The first obvious example of alliteration is in line 1. In this line, the lolling /l/ of "long" and "land"—which also chime with the /l/ in "black"—create the sense of a huge, imposing landscape. The "volume" of the sound—the degree to which it imposes itself on the line—emphasizes the way in which the surrounding geography imposes itself on the speaker's experience while journeying to this meeting; in other words, the speaker can't avoid trekking through this landscape, and the insistent /l/ sound is a sonic reminder of that fact.
In the following line, the yellow moon is described as "large and low." The alliterative /l/ sound picks up on the /l/ sound found elsewhere in this line (i.e., in "yellow") and the first line. As with the previous example, the alliteration helps to create the poem's mysterious nocturnal atmosphere. The line is once again dominated by the /l/ sound, which has already been linked with the imposing landscape.
The very same sounds repeat again in the third line (also combining via consonance with "startled").
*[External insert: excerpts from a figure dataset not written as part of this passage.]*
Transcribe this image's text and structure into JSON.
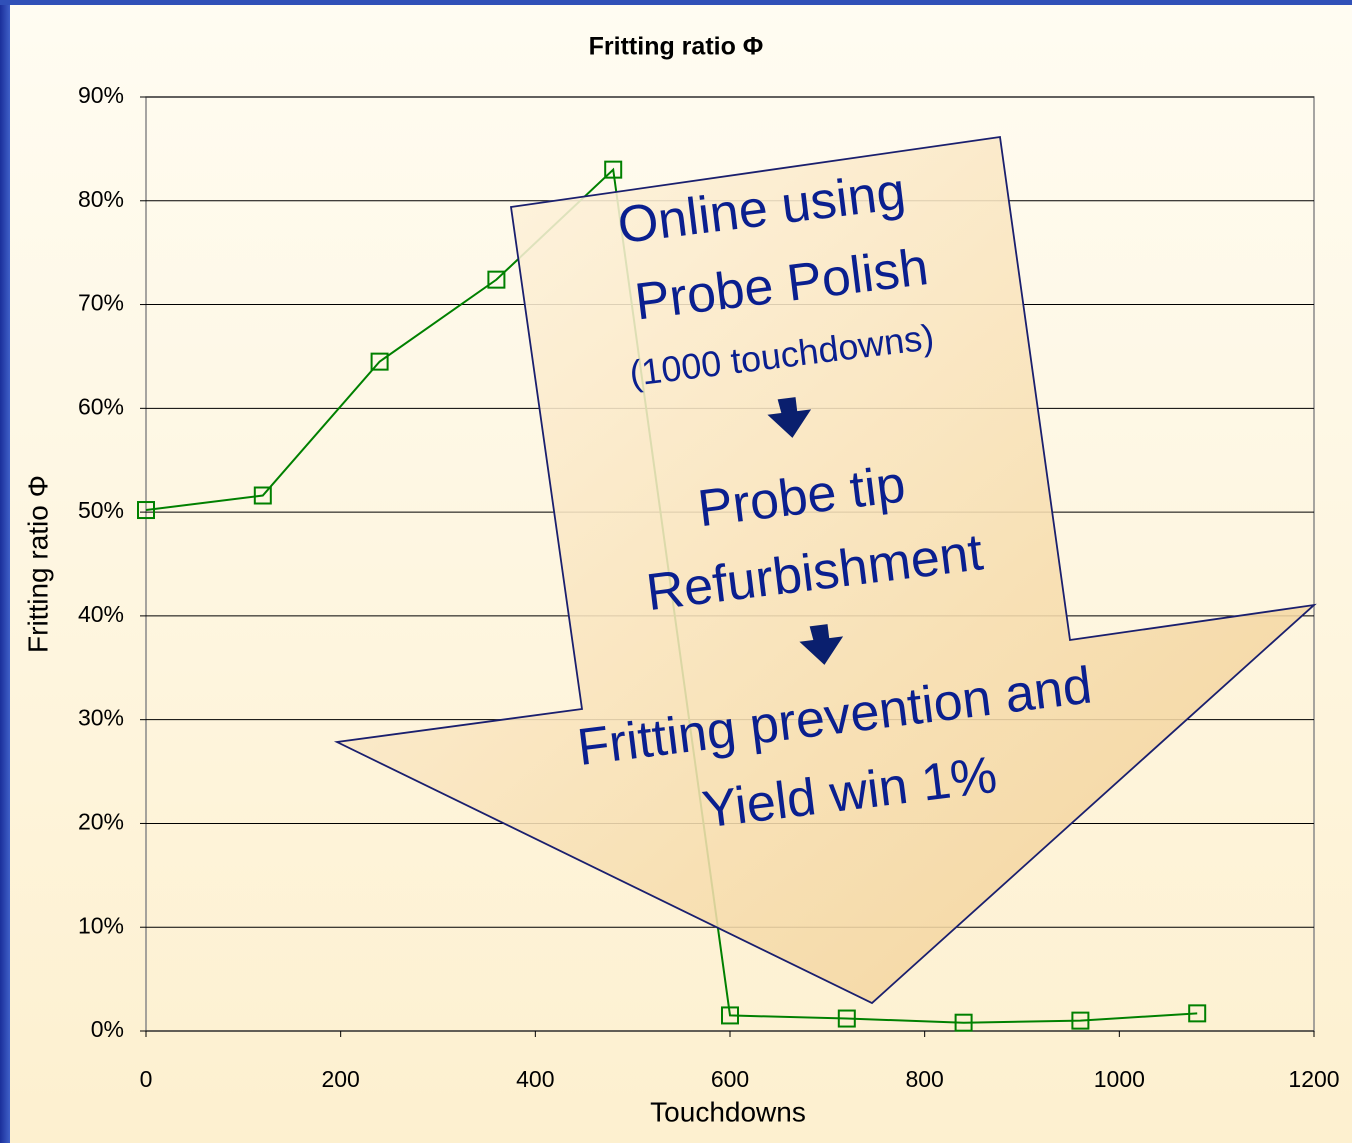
{
  "chart_data": {
    "type": "line",
    "title": "Fritting ratio Φ",
    "x_label": "Touchdowns",
    "y_label": "Fritting ratio Φ",
    "x": [
      0,
      120,
      240,
      360,
      480,
      600,
      720,
      840,
      960,
      1080
    ],
    "series": [
      {
        "name": "Fritting ratio Φ",
        "color": "#008000",
        "values": [
          50.2,
          51.6,
          64.5,
          72.4,
          83.0,
          1.5,
          1.2,
          0.8,
          1.0,
          1.7
        ]
      }
    ],
    "xlim": [
      0,
      1200
    ],
    "xticks": [
      0,
      200,
      400,
      600,
      800,
      1000,
      1200
    ],
    "ylim": [
      0,
      90
    ],
    "yticks": [
      {
        "value": 0,
        "label": "0%"
      },
      {
        "value": 10,
        "label": "10%"
      },
      {
        "value": 20,
        "label": "20%"
      },
      {
        "value": 30,
        "label": "30%"
      },
      {
        "value": 40,
        "label": "40%"
      },
      {
        "value": 50,
        "label": "50%"
      },
      {
        "value": 60,
        "label": "60%"
      },
      {
        "value": 70,
        "label": "70%"
      },
      {
        "value": 80,
        "label": "80%"
      },
      {
        "value": 90,
        "label": "90%"
      }
    ],
    "grid": true,
    "annotations": [
      "Online using",
      "Probe Polish",
      "(1000 touchdowns)",
      "Probe tip",
      "Refurbishment",
      "Fritting prevention and",
      "Yield win 1%"
    ]
  }
}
Here, "little waves ... leap." This alliteration is more about creating a sense of small and sudden movement, with the /l/ sounds "leaping" between the different stages of the line.
Later, line 5's alliterative /p/ suggests physical effort, the plosive sound causing the reader's mouth to exhale almost as if from exhaustion. It also suggests doggedness and determination as the speaker is "pushing" the "prow" (part of a boat) to shore.
The following line uses alliterative /s/ sounds—also known as sibilance—to try to replicate the sound of the thing that it's describing. The speaker is pushing their boat through "slushy sand," making a squelchy wet sound mimicked by the sibilance.
Yet another example of meaningful alliteration occurs when, in line 8, "fields" is linked with "farm." Apart from linking two nouns that are both related to agriculture, the alliteration here also creates the sense that the speaker is passing through separate stages of the journey. That is, the two /f/ sounds read like markers along the route to this meeting.